Senators reacted sharply to a report yesterday that the Clinton White House knew of Chinese nuclear espionage earlier than it has acknowledged.
"That really shouldn't go on," said Sen. Orrin G. Hatch (R-Utah), who plans to run for president. Sen. John McCain (R-Ariz.), another presidential aspirant, accused the administration of covering up and "misconduct."
Even a Clinton supporter, Sen. Joseph I. Lieberman (D-Conn.) -- who appeared with McCain and Hatch on "Fox News Sunday" -- accused officials of ineptitude because they apparently knew of security problems in nuclear weapons laboratories two years before President Clinton was told.
The White House said yesterday that it was alerted to suspicions of Chinese espionage in 1995 but did not learn about details until 1996, as the administration has said.
Chinese spying in U.S. weapons laboratories began in the mid-1980s during the Reagan administration, but it was not until 1995 that U.S. intelligence agencies began to suspect that China had gained access to the most advanced U.S. nuclear warhead.
In July 1995, Hazel R. O'Leary, then energy secretary, told then-White House Chief of Staff Leon E. Panetta and other officials about evidence that China may have stolen nuclear secrets, the New York Times reported yesterday, and word filtered out to other officials in ensuing months.
National security adviser Samuel R. "Sandy" Berger, the deputy in 1995, has said he did not tell Clinton until Berger was briefed thoroughly in July 1997.

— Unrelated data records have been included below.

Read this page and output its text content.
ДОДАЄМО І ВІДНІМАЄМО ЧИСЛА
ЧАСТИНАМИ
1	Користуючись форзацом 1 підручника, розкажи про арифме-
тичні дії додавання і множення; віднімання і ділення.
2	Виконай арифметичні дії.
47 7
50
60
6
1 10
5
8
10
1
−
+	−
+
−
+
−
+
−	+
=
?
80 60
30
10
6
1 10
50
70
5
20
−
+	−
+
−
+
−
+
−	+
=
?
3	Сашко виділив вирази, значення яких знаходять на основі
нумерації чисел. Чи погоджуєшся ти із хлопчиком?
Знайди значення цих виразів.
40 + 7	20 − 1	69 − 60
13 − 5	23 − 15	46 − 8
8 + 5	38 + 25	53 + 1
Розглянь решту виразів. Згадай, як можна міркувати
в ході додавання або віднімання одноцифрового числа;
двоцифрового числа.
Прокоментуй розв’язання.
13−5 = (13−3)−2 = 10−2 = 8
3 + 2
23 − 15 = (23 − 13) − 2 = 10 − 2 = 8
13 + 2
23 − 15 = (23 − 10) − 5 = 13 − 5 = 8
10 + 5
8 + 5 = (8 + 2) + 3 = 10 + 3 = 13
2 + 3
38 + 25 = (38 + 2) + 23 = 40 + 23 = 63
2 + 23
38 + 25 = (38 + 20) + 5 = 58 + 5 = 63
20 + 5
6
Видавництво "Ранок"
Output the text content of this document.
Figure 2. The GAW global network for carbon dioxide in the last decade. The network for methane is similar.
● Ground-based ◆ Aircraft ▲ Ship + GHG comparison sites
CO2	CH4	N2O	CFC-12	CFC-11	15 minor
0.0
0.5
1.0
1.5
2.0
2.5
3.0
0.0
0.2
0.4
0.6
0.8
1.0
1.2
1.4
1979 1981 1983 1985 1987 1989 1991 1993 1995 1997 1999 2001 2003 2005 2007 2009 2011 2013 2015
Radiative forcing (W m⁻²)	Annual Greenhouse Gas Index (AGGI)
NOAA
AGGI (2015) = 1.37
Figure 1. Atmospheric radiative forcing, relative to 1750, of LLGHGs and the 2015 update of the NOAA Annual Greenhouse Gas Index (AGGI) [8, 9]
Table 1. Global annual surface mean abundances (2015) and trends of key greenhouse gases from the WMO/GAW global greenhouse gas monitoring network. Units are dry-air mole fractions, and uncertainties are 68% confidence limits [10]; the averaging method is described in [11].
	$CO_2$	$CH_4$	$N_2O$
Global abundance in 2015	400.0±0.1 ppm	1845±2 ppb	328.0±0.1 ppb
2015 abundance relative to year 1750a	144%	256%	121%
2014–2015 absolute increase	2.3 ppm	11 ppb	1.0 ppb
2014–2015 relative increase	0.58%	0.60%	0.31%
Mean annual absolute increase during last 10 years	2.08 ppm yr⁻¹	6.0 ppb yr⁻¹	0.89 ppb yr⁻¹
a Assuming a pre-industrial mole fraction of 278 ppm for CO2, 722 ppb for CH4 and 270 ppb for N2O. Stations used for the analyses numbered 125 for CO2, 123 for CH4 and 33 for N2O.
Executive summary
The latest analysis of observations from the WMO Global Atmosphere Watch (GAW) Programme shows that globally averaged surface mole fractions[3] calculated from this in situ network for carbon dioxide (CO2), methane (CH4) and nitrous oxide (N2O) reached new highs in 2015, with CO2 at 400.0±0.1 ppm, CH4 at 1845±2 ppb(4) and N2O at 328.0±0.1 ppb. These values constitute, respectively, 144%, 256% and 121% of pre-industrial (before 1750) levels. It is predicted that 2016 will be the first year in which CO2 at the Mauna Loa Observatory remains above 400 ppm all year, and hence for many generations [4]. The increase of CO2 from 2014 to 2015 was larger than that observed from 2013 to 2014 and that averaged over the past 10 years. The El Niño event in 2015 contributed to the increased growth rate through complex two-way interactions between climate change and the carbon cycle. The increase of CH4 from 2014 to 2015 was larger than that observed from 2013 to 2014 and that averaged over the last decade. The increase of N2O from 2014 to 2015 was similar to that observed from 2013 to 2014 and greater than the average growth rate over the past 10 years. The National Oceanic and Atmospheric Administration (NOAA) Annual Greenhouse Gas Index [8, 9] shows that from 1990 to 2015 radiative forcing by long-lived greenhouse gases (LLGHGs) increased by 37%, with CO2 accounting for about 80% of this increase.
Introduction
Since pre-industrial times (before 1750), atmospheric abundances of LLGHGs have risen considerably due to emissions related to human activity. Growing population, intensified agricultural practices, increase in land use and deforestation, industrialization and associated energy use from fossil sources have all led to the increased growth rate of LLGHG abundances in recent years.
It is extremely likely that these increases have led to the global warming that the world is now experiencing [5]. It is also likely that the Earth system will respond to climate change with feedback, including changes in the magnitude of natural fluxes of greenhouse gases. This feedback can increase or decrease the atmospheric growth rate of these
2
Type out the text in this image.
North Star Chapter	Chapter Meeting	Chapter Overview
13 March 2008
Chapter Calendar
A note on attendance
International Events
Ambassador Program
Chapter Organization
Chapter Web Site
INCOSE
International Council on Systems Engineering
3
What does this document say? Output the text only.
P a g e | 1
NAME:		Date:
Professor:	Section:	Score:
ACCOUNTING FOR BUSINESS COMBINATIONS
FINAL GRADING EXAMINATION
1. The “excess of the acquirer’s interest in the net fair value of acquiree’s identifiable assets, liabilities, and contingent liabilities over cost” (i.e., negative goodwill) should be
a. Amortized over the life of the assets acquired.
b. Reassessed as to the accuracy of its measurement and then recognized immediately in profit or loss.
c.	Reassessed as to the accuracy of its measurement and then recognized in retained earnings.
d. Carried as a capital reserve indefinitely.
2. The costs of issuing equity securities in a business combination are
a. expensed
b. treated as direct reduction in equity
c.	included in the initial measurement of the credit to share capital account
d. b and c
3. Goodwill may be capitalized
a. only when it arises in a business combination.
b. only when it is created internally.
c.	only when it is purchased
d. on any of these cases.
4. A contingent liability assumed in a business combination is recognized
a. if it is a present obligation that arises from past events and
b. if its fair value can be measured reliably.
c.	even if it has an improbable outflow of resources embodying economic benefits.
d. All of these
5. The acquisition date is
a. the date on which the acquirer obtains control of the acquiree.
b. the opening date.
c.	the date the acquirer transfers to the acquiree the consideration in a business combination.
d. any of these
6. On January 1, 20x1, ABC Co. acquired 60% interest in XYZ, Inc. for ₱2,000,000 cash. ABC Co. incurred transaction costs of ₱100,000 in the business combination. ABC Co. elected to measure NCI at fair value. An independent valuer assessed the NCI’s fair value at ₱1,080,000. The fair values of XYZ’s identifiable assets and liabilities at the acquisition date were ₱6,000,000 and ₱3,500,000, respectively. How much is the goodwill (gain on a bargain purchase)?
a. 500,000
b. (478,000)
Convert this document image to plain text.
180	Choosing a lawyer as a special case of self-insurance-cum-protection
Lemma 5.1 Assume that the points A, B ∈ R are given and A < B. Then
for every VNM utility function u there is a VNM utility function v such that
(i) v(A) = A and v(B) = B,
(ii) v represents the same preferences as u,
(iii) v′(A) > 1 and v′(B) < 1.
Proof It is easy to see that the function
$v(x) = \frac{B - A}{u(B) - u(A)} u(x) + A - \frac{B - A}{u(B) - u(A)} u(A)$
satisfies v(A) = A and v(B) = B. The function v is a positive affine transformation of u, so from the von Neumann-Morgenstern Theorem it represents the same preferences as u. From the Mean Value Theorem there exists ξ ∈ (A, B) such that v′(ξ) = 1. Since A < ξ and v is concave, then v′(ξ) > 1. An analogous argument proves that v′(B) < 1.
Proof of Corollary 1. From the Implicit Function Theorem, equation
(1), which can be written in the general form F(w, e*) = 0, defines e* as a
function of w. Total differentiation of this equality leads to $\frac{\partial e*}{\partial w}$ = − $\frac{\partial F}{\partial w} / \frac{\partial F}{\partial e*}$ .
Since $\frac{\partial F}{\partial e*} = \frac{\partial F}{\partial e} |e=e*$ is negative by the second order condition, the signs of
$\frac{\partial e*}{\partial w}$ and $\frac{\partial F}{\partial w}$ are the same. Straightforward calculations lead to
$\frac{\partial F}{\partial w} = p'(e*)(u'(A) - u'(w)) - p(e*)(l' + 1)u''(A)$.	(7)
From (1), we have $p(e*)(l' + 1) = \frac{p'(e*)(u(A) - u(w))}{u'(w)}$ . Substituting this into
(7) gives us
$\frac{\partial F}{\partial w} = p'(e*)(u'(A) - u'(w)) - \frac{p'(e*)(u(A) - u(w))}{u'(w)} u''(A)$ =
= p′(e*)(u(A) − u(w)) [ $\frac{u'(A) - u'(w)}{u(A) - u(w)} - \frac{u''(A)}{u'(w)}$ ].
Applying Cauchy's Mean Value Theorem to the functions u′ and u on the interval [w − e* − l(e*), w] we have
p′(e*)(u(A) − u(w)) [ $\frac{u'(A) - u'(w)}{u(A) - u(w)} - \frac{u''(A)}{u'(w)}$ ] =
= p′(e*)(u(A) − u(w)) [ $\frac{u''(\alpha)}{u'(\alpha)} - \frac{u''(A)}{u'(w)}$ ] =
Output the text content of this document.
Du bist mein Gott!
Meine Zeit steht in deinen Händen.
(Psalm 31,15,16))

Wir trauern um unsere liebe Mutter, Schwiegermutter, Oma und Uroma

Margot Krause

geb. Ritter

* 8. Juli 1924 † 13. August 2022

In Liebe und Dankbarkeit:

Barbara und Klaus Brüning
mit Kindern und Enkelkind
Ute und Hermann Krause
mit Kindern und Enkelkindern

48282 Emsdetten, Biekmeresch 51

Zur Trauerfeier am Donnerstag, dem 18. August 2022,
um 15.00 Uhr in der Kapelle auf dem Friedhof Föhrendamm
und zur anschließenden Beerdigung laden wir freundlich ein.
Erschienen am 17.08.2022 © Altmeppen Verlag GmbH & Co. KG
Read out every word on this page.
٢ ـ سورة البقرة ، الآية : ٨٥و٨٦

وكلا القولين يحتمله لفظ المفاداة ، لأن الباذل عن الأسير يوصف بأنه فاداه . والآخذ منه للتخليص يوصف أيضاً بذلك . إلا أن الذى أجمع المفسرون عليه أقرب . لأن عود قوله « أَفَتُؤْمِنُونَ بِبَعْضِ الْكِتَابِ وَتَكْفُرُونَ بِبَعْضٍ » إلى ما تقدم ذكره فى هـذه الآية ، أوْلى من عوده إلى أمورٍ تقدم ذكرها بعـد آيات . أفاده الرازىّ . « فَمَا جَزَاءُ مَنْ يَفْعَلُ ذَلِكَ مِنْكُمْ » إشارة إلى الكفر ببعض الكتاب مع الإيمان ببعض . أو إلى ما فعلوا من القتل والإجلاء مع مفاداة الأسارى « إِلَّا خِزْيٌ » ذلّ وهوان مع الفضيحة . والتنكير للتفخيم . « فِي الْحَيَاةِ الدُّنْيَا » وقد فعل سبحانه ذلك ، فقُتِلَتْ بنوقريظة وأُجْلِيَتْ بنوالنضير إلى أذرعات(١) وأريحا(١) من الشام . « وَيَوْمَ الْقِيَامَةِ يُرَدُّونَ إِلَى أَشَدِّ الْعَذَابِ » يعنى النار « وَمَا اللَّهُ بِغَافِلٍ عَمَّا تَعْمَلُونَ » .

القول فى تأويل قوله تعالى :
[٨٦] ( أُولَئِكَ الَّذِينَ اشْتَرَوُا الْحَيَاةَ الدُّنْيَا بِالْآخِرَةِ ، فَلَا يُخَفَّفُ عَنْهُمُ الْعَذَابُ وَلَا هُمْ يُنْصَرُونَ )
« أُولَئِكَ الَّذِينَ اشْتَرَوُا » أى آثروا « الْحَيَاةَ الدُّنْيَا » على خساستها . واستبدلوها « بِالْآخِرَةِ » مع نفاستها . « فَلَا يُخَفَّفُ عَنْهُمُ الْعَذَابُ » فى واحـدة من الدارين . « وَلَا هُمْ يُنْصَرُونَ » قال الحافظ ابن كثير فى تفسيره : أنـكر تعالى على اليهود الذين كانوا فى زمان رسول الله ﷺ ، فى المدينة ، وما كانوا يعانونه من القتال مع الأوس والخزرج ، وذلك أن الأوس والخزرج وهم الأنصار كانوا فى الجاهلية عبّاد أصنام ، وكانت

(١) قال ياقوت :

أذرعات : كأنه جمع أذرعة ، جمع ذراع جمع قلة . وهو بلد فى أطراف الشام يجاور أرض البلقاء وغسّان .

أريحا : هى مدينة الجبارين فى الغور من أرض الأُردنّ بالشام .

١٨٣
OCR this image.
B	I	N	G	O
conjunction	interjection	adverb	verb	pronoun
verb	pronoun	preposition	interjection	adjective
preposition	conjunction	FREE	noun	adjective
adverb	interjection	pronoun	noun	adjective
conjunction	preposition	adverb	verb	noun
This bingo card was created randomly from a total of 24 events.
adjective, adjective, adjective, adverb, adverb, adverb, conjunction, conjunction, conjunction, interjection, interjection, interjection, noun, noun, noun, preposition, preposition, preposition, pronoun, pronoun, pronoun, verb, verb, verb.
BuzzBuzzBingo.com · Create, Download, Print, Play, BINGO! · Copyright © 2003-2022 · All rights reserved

The White House said yesterday that there was no formal interagency contact over the issue before April 1996, when the Energy Department first briefed Berger.
Counsel Jim Kennedy said prior discussions of the matter -- such as the July 1995 contact -- were preliminary and informal. O'Leary's talk with Panetta, Kennedy said, was "simply an informal heads-up to the White House."